Hi, I’ve been developing a text classification system using gpt-3.5-turbo. Since the model update yesterday, I now have completely different results on my test set (the performance is actually worse). How can we ensure reproducibility when using these models, especially in a commercial setting?
Welcome to the forum, Lauren.
Can you post any examples of the prompts with old and new replies to demonstrate the differences?
If you can add a note to the examples to explain where the differences for a couple of them, just in case there is an element of subjectivity to them.
To answer your original question
How can we ensure reproducibility when using these models, especially in a commercial setting?
OpenAI has a evals program where you are invited to submit your prompt/response pairs, these can then be used to help ensure model performance when evaluating new updates.
A link to the framework for this can be found here GitHub - openai/evals: Evals is a framework for evaluating LLMs and LLM systems, and an open-source registry of benchmarks.
Unfortunately due to the commercial nature of the data I can’t share here but to give an idea:
Given some text, the prompt is set up to make a binary classification (Y/N label).

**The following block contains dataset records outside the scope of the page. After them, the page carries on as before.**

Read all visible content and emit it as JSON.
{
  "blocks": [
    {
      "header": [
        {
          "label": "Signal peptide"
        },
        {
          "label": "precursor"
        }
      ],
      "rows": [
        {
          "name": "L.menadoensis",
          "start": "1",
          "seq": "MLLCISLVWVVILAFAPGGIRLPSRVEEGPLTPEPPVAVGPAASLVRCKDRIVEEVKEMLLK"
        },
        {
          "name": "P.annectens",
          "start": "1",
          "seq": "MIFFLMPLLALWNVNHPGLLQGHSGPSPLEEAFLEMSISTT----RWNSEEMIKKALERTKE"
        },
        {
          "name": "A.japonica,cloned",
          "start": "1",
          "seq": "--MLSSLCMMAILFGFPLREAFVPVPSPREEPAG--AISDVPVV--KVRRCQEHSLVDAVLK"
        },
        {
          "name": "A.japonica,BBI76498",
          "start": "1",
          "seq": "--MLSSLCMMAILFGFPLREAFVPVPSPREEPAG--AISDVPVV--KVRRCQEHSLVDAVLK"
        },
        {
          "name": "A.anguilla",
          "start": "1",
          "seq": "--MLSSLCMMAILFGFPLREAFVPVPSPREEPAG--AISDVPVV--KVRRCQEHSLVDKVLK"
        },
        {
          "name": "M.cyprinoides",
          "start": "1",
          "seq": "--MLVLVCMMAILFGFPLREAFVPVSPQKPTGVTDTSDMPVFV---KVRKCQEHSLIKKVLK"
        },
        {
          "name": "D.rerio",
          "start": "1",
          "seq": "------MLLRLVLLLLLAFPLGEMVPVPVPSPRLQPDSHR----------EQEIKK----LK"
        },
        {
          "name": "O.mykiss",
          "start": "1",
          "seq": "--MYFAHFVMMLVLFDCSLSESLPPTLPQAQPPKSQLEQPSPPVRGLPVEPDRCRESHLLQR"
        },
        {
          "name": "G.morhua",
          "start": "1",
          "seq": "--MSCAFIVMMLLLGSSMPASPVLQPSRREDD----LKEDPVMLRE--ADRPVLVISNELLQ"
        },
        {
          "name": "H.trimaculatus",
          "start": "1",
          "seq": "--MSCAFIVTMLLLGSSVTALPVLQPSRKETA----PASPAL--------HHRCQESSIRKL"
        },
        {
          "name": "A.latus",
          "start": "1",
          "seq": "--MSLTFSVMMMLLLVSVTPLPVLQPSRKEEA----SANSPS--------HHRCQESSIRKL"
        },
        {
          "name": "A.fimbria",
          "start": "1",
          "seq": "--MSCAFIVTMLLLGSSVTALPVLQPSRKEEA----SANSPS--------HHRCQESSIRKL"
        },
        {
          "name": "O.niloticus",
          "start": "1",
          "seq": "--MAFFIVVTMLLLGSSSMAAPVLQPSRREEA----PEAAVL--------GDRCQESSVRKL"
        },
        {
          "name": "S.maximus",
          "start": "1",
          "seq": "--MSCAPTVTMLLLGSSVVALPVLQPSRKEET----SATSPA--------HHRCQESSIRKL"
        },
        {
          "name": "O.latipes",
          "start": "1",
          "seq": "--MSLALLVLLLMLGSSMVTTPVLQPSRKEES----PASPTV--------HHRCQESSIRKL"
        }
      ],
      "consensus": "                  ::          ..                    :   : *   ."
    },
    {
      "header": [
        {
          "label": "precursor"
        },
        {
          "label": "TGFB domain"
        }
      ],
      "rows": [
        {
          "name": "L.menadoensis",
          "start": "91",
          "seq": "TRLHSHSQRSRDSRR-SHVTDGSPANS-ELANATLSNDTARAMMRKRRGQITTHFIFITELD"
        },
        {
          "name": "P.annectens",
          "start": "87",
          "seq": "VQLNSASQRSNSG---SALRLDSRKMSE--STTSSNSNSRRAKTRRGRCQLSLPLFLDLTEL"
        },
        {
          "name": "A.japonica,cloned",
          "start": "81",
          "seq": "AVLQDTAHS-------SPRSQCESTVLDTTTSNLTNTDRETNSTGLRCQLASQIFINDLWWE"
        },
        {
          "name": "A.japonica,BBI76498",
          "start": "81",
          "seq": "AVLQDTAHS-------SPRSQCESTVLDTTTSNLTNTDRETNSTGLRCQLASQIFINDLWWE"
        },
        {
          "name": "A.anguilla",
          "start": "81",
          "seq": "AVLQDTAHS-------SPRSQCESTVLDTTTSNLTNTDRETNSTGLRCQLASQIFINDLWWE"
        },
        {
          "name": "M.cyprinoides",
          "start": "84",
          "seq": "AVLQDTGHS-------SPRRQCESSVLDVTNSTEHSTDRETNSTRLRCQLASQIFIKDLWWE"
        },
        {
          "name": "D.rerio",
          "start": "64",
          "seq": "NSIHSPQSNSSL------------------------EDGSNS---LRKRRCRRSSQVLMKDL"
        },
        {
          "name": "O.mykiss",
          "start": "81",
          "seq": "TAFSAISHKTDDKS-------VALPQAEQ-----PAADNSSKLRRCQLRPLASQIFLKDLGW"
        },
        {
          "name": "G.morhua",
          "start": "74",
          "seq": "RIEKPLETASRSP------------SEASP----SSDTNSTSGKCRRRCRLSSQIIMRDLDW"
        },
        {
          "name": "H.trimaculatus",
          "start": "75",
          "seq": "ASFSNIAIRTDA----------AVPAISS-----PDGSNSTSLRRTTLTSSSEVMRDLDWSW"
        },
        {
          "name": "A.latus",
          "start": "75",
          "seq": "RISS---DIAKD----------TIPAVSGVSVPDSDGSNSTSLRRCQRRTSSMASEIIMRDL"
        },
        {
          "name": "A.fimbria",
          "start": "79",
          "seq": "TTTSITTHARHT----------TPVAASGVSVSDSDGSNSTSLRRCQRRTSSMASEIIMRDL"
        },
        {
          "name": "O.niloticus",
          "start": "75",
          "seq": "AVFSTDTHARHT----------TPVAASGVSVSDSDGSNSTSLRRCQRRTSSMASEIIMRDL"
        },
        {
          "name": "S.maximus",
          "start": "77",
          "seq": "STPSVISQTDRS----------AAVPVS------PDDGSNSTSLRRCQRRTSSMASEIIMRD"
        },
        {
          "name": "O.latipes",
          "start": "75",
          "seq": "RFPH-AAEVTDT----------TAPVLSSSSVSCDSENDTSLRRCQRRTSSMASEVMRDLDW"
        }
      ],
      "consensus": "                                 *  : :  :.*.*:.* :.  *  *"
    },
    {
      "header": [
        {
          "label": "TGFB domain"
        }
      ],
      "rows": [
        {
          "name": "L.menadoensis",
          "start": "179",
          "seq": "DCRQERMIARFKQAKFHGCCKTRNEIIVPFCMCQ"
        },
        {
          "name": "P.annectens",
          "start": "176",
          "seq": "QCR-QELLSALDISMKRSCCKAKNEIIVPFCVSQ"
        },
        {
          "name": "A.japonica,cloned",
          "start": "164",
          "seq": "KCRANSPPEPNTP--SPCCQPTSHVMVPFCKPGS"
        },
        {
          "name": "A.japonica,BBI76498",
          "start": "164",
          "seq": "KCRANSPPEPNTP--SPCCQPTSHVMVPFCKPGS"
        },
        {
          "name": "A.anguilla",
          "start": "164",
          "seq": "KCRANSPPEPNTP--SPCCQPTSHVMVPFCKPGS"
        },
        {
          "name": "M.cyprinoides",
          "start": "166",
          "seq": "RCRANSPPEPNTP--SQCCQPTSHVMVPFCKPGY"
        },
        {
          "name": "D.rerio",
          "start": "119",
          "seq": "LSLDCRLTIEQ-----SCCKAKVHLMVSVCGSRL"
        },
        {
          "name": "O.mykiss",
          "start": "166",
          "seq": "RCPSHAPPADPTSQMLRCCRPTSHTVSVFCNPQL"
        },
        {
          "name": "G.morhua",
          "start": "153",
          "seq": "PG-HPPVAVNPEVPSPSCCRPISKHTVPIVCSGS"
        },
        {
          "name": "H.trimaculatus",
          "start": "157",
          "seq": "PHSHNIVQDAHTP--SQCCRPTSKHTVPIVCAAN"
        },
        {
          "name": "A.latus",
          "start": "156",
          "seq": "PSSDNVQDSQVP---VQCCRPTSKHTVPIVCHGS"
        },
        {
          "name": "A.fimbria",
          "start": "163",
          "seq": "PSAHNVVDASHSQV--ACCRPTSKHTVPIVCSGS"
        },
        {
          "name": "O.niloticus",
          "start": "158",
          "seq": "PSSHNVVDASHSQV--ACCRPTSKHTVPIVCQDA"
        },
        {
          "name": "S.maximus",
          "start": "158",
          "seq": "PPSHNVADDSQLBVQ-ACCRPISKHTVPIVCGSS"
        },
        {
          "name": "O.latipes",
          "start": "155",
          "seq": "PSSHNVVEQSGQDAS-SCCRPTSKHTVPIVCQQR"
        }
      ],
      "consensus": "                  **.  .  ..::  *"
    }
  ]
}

I evaluate the output as I would with a classic binary classification task.
The classes aren’t balanced and I rely on recall in this instance. Since the update yesterday, my recall has dropped from 80% to 50% on the exact same test set, same prompt.
Can I ask if you are using a system message in your prompting? If so then the newer model will follow that system prompt more rigorously than prior, so it may be worth moving anything from there into the main prompt as a test.